Florida State Defense

Florida Felony Defense

A felony conviction in Florida can mean prison, permanent loss of civil rights, and a record that follows you for life. From third-degree felonies to capital offenses, AMC Defense Law defends clients at every level of Florida's criminal justice system, from county court to the Florida Supreme Court.

Felonies

Understanding Florida Felony Charges

Florida's felony statutes cover an enormous range of conduct, from a third-degree felony grand theft involving a few hundred dollars above the threshold, to capital murder. What connects them is the gravity of the consequences: state prison, a permanent record, and the loss of civil rights that follows a convicted felon in Florida for life.

The cases we defend most frequently in South Florida felony courts span violent crimes, property crimes, drug offenses, weapons charges, and white-collar felonies. Miami-Dade, Broward, and Palm Beach counties each have their own State Attorney's Offices, their own charging cultures, and their own courtroom dynamics. Local knowledge is not a luxury in Florida felony defense, it is a necessity.

Florida Felony Classifications and Penalties

Capital and life felonies represent the most serious crimes in Florida's criminal code: first-degree murder, sexual battery with a weapon, kidnapping with aggravated battery. Capital offenses carry the possibility of the death penalty. Life felonies carry mandatory life imprisonment. These cases require the most experienced, most prepared defense team available.

First-degree felonies include aggravated battery with a deadly weapon, robbery with a firearm, burglary of an occupied dwelling with an assault, and drug trafficking above threshold quantities. Maximum sentence: 30 years. Under the Criminal Punishment Code, first-degree felony convictions almost always result in state prison for defendants with any prior record.

Second-degree felonies include aggravated assault with a firearm, DUI manslaughter, grand theft of $20,000 to $100,000, and felony battery (prior domestic battery conviction). Maximum: 15 years.

Third-degree felonies are the most common felony charge in South Florida courts and include grand theft ($750 to $20,000), possession of a controlled substance, felony assault, resisting arrest with violence, and DWLS (third or subsequent offense). Maximum: 5 years.

How Florida State Prosecutors Build Felony Cases

In Miami-Dade, Broward, and Palm Beach counties, felony prosecution begins at first appearance, typically within 24 hours of arrest, where the judge sets bond. The State Attorney's Office then has 21 days to formally file charges (via Information) or bring the case before a grand jury. This early window, between arrest and formal charges, is where strategic defense intervention has the greatest impact.

Our firm has successfully argued for No Information decisions (declinations to prosecute) in serious felony cases by presenting defense evidence, witness statements, and legal arguments to prosecutors before charges are filed. The result is complete dismissal, before a case ever appears on your record as a felony prosecution.

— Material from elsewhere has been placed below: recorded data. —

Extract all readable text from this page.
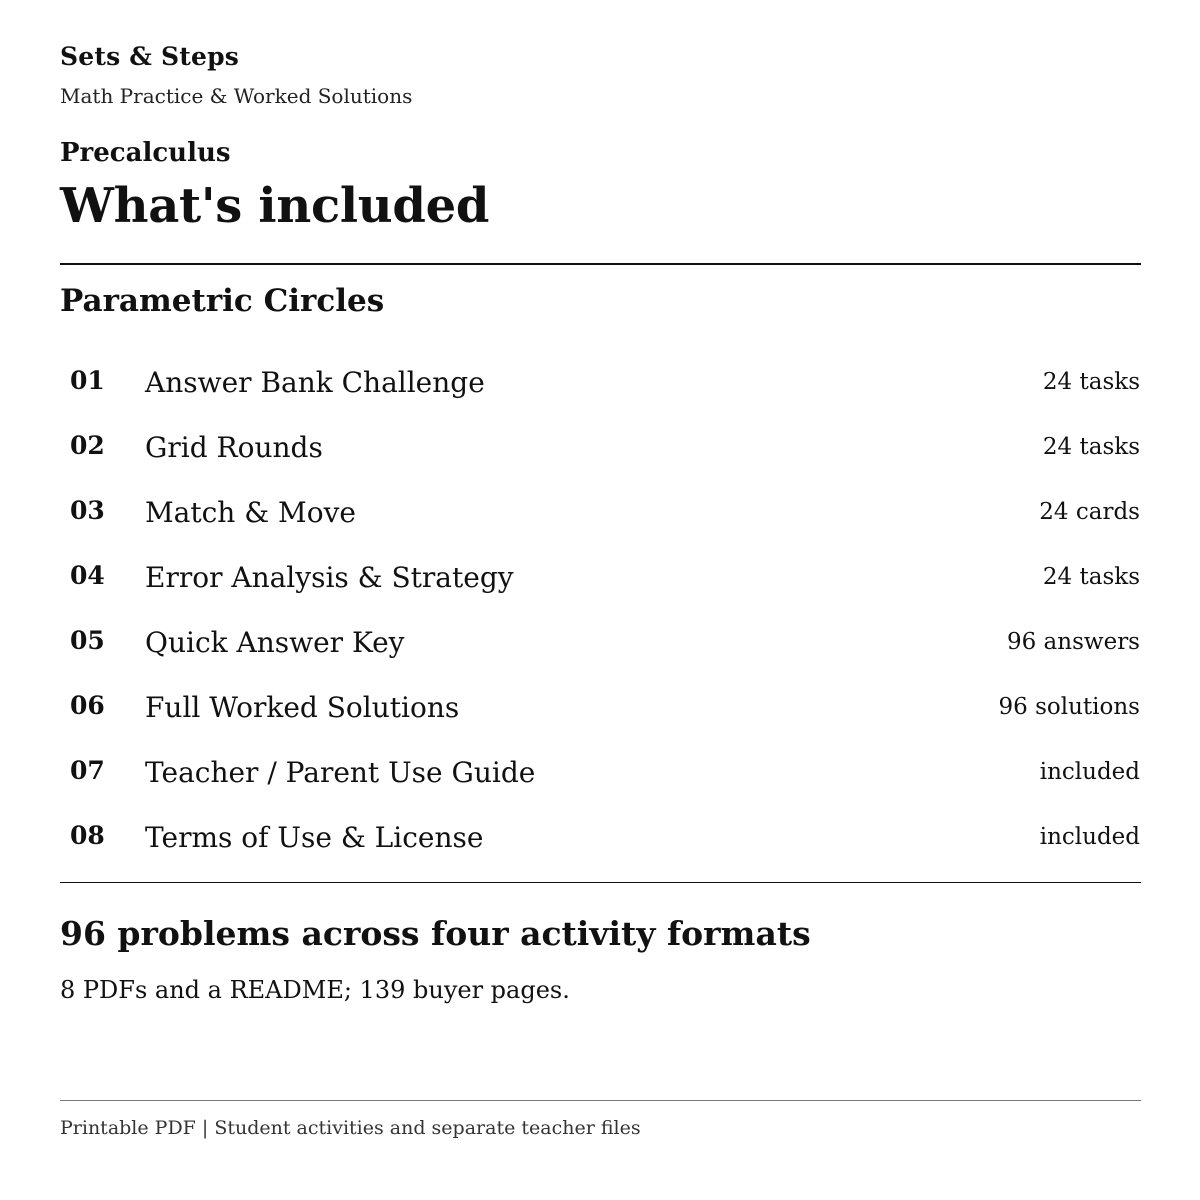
Sets & Steps
Math Practice & Worked Solutions
Precalculus
What's included
Parametric Circles
01 Answer Bank Challenge	24 tasks
02 Grid Rounds	24 tasks
03 Match & Move	24 cards
04 Error Analysis & Strategy	24 tasks
05 Quick Answer Key	96 answers
06 Full Worked Solutions	96 solutions
07 Teacher / Parent Use Guide	included
08 Terms of Use & License	included
96 problems across four activity formats
8 PDFs and a README; 139 buyer pages.
Printable PDF | Student activities and separate teacher files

Our Florida Felony Defense Strategy

We move immediately. Bond hearings, evidence preservation, witness location, and prosecution contact all happen in the first days after an arrest. Waiting is the most expensive thing you can do in a Florida felony case.

We investigate independently. The State's investigation is designed to prove guilt. Our investigation is designed to establish doubt, and to find evidence the police didn't look for, witnesses who weren't interviewed, and forensic questions that weren't asked.

We fight the scoresheet. Florida's sentencing scoresheet drives outcomes. We challenge prior record calculations, offense severity levels, and victim injury scores that inflate the recommended range. Scoresheet victories translate directly into years, sometimes decades, of reduced exposure.

We negotiate from strength. The strongest plea outcomes come from defendants who have strong counsel early and have built a compelling defense narrative. Prosecutors respond to leverage. We build it.